Justiça suspende eleição na Alerj e Douglas Ruas deixa presidência, aguardando nova votação
O deputado Douglas Ruas permaneceu por apenas algumas horas na presidência da Assembleia Legislativa do Rio (Alerj). Ele confirmou que foi notificado sobre a decisão da justiça que suspendeu a sessão que o elegeu para o comando do parlamento estadual.
Douglas Ruas discordou dos argumentos apresentados pela oposição, mas disse que a determinação judicial será cumprida.
“Eu tive o apoio de 47 deputados. E a legislação, ela diz que o quórum mínimo para realização das sessões é de 36 deputados. Então, nós temos 69 e 47 nos apoiaram. Portanto, não procede essa alegação desses partidos que não nos apoiaram, mas a decisão da justiça foi suspender por hora os atos praticados durante essa sessão e a decisão judicial deve e será cumprida. Nós vamos discutir essa questão com calma e com transparência.”
A nova votação deve acontecer na próxima quarta-feira (1º).
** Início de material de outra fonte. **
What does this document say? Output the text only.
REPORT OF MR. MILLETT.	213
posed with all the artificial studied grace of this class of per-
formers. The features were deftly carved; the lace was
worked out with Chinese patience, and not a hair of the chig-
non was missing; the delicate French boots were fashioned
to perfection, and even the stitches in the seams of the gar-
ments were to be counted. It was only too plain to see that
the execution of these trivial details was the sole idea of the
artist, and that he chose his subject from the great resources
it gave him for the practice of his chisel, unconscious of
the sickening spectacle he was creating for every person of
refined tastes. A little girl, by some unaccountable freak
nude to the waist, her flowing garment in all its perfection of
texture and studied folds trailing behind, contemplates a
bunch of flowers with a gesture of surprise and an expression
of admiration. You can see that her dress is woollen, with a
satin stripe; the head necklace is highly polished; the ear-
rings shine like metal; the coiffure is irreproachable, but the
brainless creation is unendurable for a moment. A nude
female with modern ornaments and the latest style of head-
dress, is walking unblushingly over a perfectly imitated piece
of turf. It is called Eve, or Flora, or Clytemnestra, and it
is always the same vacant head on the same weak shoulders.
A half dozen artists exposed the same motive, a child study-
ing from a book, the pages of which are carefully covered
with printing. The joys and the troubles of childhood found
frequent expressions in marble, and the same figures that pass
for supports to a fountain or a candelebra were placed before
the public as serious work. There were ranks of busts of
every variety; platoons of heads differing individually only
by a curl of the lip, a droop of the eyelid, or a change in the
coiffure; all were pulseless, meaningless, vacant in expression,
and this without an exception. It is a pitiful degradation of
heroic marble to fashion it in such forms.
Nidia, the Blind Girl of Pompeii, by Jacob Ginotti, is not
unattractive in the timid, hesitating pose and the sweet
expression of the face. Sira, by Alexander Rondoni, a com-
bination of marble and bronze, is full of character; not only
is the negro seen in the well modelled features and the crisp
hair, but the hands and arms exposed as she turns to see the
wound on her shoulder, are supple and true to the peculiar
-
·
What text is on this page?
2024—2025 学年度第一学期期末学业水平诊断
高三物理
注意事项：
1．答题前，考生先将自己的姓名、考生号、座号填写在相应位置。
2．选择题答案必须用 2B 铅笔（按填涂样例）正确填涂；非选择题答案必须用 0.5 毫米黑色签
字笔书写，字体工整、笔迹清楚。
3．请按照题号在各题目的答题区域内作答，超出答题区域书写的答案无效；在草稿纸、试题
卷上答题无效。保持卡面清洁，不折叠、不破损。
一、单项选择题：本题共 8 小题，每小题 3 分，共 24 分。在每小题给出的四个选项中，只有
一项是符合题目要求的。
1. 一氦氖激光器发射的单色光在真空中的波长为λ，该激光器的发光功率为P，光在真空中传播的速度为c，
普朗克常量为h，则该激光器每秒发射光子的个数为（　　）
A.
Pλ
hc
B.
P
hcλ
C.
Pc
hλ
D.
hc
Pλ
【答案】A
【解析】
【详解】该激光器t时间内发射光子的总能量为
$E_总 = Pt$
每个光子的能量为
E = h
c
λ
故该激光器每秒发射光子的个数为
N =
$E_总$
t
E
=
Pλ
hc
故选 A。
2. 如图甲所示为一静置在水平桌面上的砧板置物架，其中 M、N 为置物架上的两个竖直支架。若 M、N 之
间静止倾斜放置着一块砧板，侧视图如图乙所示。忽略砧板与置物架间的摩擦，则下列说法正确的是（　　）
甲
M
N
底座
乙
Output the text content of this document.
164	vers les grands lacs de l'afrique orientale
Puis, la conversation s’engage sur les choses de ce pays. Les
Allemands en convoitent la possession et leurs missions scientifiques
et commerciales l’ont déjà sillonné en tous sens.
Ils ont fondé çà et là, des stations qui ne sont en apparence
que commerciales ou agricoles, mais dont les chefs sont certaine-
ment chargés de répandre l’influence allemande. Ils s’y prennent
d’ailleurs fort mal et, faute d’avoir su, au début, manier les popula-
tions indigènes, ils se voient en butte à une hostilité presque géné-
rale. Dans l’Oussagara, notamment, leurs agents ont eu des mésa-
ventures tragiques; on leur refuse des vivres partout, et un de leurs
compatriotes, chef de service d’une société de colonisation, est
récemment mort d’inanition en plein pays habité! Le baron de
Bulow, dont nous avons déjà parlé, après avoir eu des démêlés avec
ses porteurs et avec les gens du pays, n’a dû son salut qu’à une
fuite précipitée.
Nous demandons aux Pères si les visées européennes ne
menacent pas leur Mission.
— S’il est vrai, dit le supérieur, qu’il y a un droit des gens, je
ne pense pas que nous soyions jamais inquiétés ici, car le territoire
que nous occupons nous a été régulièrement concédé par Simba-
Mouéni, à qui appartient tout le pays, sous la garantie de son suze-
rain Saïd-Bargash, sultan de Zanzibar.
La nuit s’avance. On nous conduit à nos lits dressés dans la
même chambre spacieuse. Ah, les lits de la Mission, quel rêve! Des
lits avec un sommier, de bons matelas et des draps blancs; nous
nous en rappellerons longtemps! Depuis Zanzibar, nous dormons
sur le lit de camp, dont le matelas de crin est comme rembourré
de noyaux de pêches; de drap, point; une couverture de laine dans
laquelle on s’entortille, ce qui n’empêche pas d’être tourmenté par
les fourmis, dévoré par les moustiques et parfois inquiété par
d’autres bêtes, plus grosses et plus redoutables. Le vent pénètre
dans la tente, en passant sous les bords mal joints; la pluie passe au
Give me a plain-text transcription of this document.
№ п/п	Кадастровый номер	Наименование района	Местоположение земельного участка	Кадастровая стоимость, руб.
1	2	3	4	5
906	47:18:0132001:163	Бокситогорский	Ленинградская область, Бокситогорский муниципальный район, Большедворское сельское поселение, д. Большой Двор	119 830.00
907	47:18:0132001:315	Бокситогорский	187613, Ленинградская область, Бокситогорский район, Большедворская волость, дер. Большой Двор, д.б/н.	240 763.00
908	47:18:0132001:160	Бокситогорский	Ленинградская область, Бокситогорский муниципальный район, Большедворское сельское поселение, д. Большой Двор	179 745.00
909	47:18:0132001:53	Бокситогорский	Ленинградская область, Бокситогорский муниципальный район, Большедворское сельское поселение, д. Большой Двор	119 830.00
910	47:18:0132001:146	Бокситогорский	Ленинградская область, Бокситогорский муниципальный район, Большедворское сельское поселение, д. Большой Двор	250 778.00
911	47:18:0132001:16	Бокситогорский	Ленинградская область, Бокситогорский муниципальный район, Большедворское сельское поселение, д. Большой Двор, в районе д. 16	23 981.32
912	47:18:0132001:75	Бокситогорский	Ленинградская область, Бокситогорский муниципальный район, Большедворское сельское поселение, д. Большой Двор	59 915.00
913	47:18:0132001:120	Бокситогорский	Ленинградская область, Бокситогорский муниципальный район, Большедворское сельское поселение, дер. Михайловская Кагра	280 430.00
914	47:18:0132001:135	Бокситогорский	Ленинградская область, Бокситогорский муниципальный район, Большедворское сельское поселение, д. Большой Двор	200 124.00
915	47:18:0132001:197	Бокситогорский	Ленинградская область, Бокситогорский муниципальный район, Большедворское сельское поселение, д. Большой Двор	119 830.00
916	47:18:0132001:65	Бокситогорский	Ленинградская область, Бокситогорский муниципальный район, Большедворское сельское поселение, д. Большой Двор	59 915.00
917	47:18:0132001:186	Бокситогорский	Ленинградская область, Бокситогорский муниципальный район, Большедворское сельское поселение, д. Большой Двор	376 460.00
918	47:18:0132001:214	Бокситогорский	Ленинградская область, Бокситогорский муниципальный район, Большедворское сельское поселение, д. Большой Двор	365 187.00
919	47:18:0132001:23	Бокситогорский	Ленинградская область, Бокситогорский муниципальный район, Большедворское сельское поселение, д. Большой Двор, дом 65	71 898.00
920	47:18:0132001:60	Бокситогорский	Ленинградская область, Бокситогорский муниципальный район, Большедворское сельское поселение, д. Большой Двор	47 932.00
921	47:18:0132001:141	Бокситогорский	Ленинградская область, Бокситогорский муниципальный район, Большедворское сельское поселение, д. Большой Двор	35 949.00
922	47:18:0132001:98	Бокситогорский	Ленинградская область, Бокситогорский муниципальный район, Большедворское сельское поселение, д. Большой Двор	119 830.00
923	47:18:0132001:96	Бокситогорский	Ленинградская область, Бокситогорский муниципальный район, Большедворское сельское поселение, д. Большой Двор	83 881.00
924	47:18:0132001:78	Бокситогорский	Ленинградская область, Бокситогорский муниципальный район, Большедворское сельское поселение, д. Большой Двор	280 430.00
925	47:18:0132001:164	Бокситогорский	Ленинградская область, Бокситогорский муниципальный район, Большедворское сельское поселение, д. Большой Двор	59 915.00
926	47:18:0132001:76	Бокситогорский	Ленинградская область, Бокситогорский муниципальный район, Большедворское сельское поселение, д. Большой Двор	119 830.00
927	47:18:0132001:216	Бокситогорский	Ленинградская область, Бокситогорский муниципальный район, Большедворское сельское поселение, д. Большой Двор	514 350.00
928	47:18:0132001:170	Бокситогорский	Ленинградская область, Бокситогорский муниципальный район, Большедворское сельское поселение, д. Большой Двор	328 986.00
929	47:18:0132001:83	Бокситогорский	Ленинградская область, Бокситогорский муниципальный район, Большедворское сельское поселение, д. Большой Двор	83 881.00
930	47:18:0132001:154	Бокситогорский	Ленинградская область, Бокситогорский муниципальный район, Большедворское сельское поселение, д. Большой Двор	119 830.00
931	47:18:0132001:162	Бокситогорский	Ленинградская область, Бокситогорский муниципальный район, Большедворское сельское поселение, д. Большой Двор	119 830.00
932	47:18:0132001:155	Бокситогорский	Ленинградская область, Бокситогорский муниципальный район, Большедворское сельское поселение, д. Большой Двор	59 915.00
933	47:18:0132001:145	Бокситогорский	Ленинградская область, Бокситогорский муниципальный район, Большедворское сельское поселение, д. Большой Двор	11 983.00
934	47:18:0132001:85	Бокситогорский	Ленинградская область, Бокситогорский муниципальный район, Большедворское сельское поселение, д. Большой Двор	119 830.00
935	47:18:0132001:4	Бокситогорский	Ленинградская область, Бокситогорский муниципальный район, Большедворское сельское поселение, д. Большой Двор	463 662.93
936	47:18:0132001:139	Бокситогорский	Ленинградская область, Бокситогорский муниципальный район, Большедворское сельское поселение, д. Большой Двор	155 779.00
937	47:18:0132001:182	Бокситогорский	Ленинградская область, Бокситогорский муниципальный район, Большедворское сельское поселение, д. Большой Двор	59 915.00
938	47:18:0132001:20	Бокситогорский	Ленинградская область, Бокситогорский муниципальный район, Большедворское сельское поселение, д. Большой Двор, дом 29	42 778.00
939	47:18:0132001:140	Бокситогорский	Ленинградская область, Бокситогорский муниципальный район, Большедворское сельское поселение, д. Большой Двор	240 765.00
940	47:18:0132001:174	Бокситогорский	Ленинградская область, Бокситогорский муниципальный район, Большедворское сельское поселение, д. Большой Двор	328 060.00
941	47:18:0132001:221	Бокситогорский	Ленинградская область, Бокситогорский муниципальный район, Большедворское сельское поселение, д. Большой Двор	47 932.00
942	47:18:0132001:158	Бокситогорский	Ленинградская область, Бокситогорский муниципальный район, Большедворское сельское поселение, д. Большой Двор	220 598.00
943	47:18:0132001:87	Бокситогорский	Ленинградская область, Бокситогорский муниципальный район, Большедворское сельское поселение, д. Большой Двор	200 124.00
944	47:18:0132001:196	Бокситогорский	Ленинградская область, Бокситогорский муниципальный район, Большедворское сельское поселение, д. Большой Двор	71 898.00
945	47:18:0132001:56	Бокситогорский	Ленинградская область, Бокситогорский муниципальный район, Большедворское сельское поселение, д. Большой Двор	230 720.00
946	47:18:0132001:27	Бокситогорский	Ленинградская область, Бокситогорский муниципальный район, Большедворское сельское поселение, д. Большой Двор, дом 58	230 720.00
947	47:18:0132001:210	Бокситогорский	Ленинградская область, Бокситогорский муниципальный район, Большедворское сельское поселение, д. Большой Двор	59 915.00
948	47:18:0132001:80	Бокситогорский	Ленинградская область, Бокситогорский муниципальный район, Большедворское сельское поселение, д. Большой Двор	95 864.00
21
Se for eleito novamente, Douglas Ruas vai assumir o governo do Rio de forma interina, até a realização da eleição para o mandato-tampão, até o fim do ano.
Entenda a cronologia da sucessão de governo no Rio
Os passos e os personagens envolvidos na crise política fluminense.
| Etapa | Evento | Detalhes |
|---|---|---|
| 1. Renúncia | Cláudio Castro | Ex-governador que deixou o cargo. |
| 2. Governador em Exercício | Ricardo Couto | Desembargador que assumiu temporariamente. |
| 3. Eleição na Alerj | Novo presidente | Assumirá a chefia do Executivo fluminense. |
| 4. Eleição Indireta | Vencedor do mandato-tampão | Discutida no STF para definir o próximo governador. |
| 5. Eleições Gerais | Voto popular | Em outubro, define o governador de 2023 em diante. |
Decisão exige retotalização antes da eleição

A liminar que anulou a sessão da Assembleia Legislativa foi concedida pela presidente em exercício do Tribunal de Justiça do Rio, desembargadora Suely Lopes Magalhães.
Segundo a magistrada, o processo só poderia ser realizado após a retotalização dos votos pelo Tribunal Regional Eleitoral, conforme determinação do Tribunal Superior Eleitoral, na decisão que cassou o mandato do então presidente da Alerj, deputado Rodrigo Bacellar.
Ainda de acordo com a presidente em exercício do TJ o processo eleitoral realizado pela mesa diretora, sem o cumprimento integral da decisão do TSE, interfere, não somente na escolha do novo presidente da Alerj, como, na definição daquele que irá assumir como Governador do Estado.
Para a desembargadora, antes da eleição, será necessária a realização da retotalização dos votos para permitir que seja definida a composição oficial do colégio eleitoral da Alerj apto a participar do processo de escolha do novo presidente da Casa.